Sunday, June 12
Lagoon Day (actually two days) began in 2008. It was called Takitumu Lagoon Day back then and was funded by CIMRIS (Cook Islands Marine Institutional Strengthening project) and NZAid.
But this year it was a totally local affair organised by individuals, groups and local businesses. It was a huge success, even the weather cooperated. Schoolchildren were bussed from all around the island to the Ngatangiia sports field where they were given a questionnaire and moved around the exhibits to fill in answers.
Demonstrations included septic tank systems, climate change, foreshore protection, composting and waterless toilets, pig waste management and problems caused by chemicals – not just agricultural sprays but things like washing powders and cleansers used in the home.

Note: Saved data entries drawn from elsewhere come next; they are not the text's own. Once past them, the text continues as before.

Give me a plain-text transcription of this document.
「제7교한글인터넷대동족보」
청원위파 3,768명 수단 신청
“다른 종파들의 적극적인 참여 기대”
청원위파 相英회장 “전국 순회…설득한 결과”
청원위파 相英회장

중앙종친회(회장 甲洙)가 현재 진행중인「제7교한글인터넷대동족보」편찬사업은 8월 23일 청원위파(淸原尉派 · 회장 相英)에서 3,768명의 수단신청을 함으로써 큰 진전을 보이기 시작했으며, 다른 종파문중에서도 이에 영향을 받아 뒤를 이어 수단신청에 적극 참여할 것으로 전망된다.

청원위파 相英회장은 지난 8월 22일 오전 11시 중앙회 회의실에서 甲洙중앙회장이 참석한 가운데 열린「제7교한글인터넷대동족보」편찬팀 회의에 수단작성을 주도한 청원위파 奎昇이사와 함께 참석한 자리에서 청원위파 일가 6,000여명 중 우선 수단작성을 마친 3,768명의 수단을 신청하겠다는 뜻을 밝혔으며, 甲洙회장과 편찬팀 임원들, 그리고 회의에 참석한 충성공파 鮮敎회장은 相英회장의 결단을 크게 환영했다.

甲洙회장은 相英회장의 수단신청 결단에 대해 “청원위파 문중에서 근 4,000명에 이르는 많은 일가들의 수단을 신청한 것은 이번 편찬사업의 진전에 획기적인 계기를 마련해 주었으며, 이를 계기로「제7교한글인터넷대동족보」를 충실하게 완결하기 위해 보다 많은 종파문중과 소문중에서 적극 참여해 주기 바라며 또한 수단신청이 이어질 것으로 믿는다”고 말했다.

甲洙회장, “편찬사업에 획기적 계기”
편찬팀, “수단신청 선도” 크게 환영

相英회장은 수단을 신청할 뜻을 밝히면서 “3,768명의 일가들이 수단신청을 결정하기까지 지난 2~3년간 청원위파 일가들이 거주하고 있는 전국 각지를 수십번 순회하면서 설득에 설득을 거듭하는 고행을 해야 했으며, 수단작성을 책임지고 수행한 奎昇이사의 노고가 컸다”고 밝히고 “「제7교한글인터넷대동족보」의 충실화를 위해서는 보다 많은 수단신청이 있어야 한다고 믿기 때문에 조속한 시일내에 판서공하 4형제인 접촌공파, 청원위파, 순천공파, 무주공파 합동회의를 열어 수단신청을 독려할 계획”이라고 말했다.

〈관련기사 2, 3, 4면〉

The tourism corporation took part for the first time to emphasise that tourism operators don’t have to be bad for the environment. In fact when the kids completed their questionnaires and handed them in at the tourism booth they each received a green (literally) reusable shopping bag and a wristband. The band was plastic unfortunately so let’s hope they don’t end up in landfill, but the idea was a winner; all the kids were really keen to answer the questions and the finished papers were later judged with the best answers winning prizes.
Among the highlights of the day were a glass-bottom lagoon tour courtesy of Captain Tama, and a visit to the Aroko salt marsh, Rarotonga’s rarest native habitat, a short walk away from the sports field.
Staff from Marine Resources and the Environment Service told the kids why wetlands are so important and how little of them remain.
The marsh grass filters debris coming from the land, preventing mud from entering the lagoon and killing coral; the fiddler crab (ko’iti raukura) eats micro-organisms in the mud also helping to protect the lagoon; the area serves as a breeding ground for fish and a feeding ground for birds like the heron and tattler.
As one of the students wrote, “I have learned so much about wetlands and the importance of them, thank you!”